III. — Quelques années plus tard, le roi Charles II donna les deux duchés de Lennox et de Richmond à sa favorite, une Bretonne, Louise Renée de Penancoët, déjà duchesse de Pétersfield et de Portsmouth (1673) [Note : Le nom de la duchesse est souvent écrit : Penhoët ou de Kerohent, deux noms de familles bretonnes auxquelles elle est étrangère. D'autres fois le nom de Keroual ou Queroualle (orthographe francisée) est pris pour son nom de famille. — C'est le nom d'une terre commune de Guilers, près de Brest. Son nom est Penancoet, famille du Léon connue depuis le XIIIème siècle, qui au XVème avait produit un procureur général du duc François II, et en 1669, a fait preuve de onze générations. Le père de la duchesse, Guillaume, sgr. de Kerouazle, etc., autrefois guidon des gendarmes du cardinal de Richelieu, avait épousé, (vers 1645) Marie-Anne de Ploeuc, fille de Sébastien de Ploeuc, marquis du Tymeur et de Kergorlay, et de Marie de Rieux, fille de René de Rieux-Sourdéac, le célèbre gouverneur de Brest. Née en 1649, Louise de Penancoët avait un frère qui mourut sans alliance en 1670 ; et elle devint héritière. A la mort de son père (1690) elle fut dame de Kerouazle. Le 2 juin 1684, au proche voisinage de Kerouazle, elle avait acquis la baronnie du Chastel qui comprenait le faubourg de Recouvrance à Brest. Après la mort de Charles II (février 1685) la duchesse habita le plus souvent ses terres de Basse-Bretagne. Cependant elle mourut à Paris le 14 novembre 1734 âgée de plus de quatre-vingt-cinq ans]. A la prière de Charles II et par lettres patentes de la même année, enregistrées au parlement de Paris, le 14 avril 1674, Louis XIV fit don à la duchesse de la seigneurie d'Aubigny ; et, par lettres du 16 janvier 1684, non enregistrées, il l'érigea en duché, en faveur de Charles, aîné des enfants de la duchesse de Portsmouth.

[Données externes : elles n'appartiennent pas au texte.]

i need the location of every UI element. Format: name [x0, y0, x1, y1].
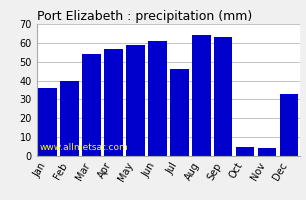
Bar [280, 94, 298, 156]
Bar [148, 41, 167, 156]
Bar [192, 35, 211, 156]
Bar [126, 45, 145, 156]
Bar [258, 148, 276, 156]
Bar [82, 54, 101, 156]
Text: Port Elizabeth : precipitation (mm): Port Elizabeth : precipitation (mm) [37, 10, 252, 23]
Bar [104, 49, 123, 156]
Text: www.allmetsat.com: www.allmetsat.com [39, 143, 128, 152]
Bar [214, 37, 233, 156]
Bar [38, 88, 57, 156]
Bar [170, 69, 188, 156]
Bar [60, 81, 79, 156]
Bar [236, 147, 254, 156]
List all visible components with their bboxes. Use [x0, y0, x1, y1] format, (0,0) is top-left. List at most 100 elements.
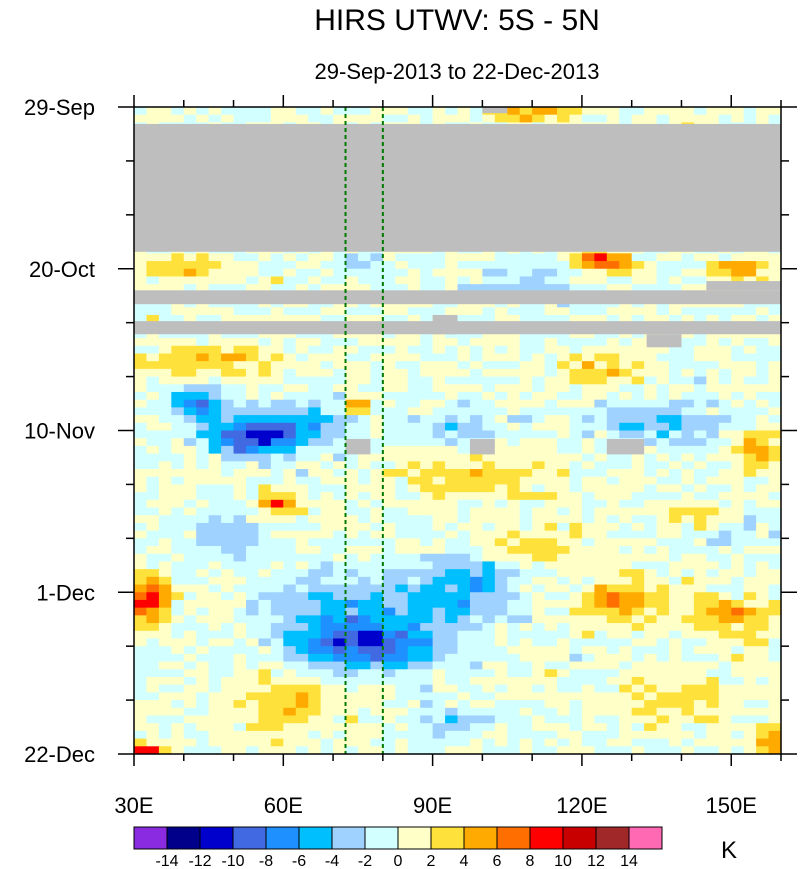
field-cell [532, 384, 546, 393]
field-cell [270, 584, 284, 593]
field-cell [171, 284, 185, 293]
field-cell [221, 407, 235, 416]
field-cell [718, 476, 732, 486]
field-cell [532, 415, 546, 424]
field-cell [333, 330, 347, 339]
field-cell [532, 469, 546, 478]
field-cell [532, 700, 546, 709]
field-cell [681, 746, 695, 754]
field-cell [395, 638, 409, 647]
field-cell [569, 284, 583, 293]
field-cell [494, 522, 508, 532]
field-cell [743, 522, 757, 532]
field-cell [743, 599, 757, 609]
field-cell [631, 715, 645, 724]
field-cell [308, 107, 322, 116]
field-cell [295, 530, 309, 539]
field-cell [134, 307, 148, 316]
missing-data-block [646, 334, 682, 348]
field-cell [171, 391, 185, 401]
field-cell [270, 522, 284, 532]
field-cell [731, 584, 745, 593]
field-cell [171, 268, 185, 278]
field-cell [420, 515, 434, 524]
field-cell [681, 391, 695, 401]
field-cell [308, 684, 322, 693]
field-cell [146, 553, 160, 563]
field-cell [196, 623, 210, 632]
field-cell [283, 499, 297, 509]
field-cell [333, 476, 347, 486]
field-cell [507, 661, 521, 670]
field-cell [308, 492, 322, 501]
field-cell [183, 314, 197, 324]
field-cell [320, 522, 334, 532]
field-cell [532, 538, 546, 547]
field-cell [594, 530, 608, 539]
field-cell [693, 707, 707, 717]
field-cell [569, 384, 583, 393]
field-cell [681, 615, 695, 624]
field-cell [245, 669, 260, 678]
field-cell [183, 261, 197, 270]
field-cell [221, 653, 235, 663]
field-cell [606, 553, 620, 563]
field-cell [308, 338, 322, 347]
field-cell [196, 661, 210, 670]
field-cell [308, 630, 322, 640]
field-cell [756, 345, 770, 355]
field-cell [357, 522, 371, 532]
field-cell [283, 492, 297, 501]
field-cell [420, 607, 434, 616]
field-cell [258, 430, 272, 439]
field-cell [631, 684, 645, 693]
colorbar-swatch [496, 826, 531, 850]
field-cell [146, 669, 160, 678]
field-cell [494, 415, 508, 424]
field-cell [482, 530, 496, 539]
field-cell [420, 576, 434, 586]
field-cell [208, 415, 222, 424]
field-cell [183, 361, 197, 370]
field-cell [581, 399, 595, 408]
field-cell [731, 630, 745, 640]
field-cell [569, 569, 583, 578]
field-cell [283, 669, 297, 678]
field-cell [357, 607, 371, 616]
field-cell [656, 584, 670, 593]
field-cell [221, 391, 235, 401]
field-cell [619, 661, 633, 670]
field-cell [258, 268, 272, 278]
field-cell [295, 499, 309, 509]
field-cell [221, 499, 235, 509]
field-cell [569, 445, 583, 455]
field-cell [469, 676, 483, 686]
field-cell [221, 284, 235, 293]
field-cell [482, 569, 496, 578]
field-cell [134, 469, 148, 478]
field-cell [606, 700, 620, 709]
field-cell [693, 415, 707, 424]
field-cell [221, 576, 235, 586]
field-cell [420, 538, 434, 547]
field-cell [171, 114, 185, 123]
field-cell [693, 676, 707, 686]
field-cell [445, 630, 459, 640]
field-cell [333, 676, 347, 686]
field-cell [619, 730, 633, 740]
field-cell [146, 684, 160, 693]
field-cell [420, 438, 434, 447]
field-cell [258, 276, 272, 285]
field-cell [171, 438, 185, 447]
field-cell [283, 553, 297, 563]
field-cell [395, 746, 409, 754]
field-cell [494, 391, 508, 401]
field-cell [631, 638, 645, 647]
field-cell [432, 330, 446, 339]
field-cell [706, 746, 720, 754]
field-cell [370, 669, 384, 678]
field-cell [619, 546, 633, 555]
field-cell [606, 476, 620, 486]
colorbar-swatch [199, 826, 234, 850]
field-cell [245, 684, 260, 693]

Les descendants de Charles, duc de Lennox, Richmond et Aubigny, possèdent encore le duché de Richmond [Note : Voici les successeurs de Charles de Lennox au duché de Richmond : I. — Charles II, duc de Richmond, etc., ambassadeur en France en 1748. II. — Charles III, duc de Richmond, Aubigny, etc. Il obtint de Louis XVI, le 1er juillet 1787, lettres confirmatives des lettres de Louis XIV non enregistrées. Mort le 19 décembre 1806 sans hoirs. III. — Georges, son frère puiné. IV. — Charles IV fils de Georges, mort en 1819. Il obtint de Louis XVIII la restitution de ce qui restait d'Aubigny. V. — Charles V, dont postérité] (extrait de J. Trévédy).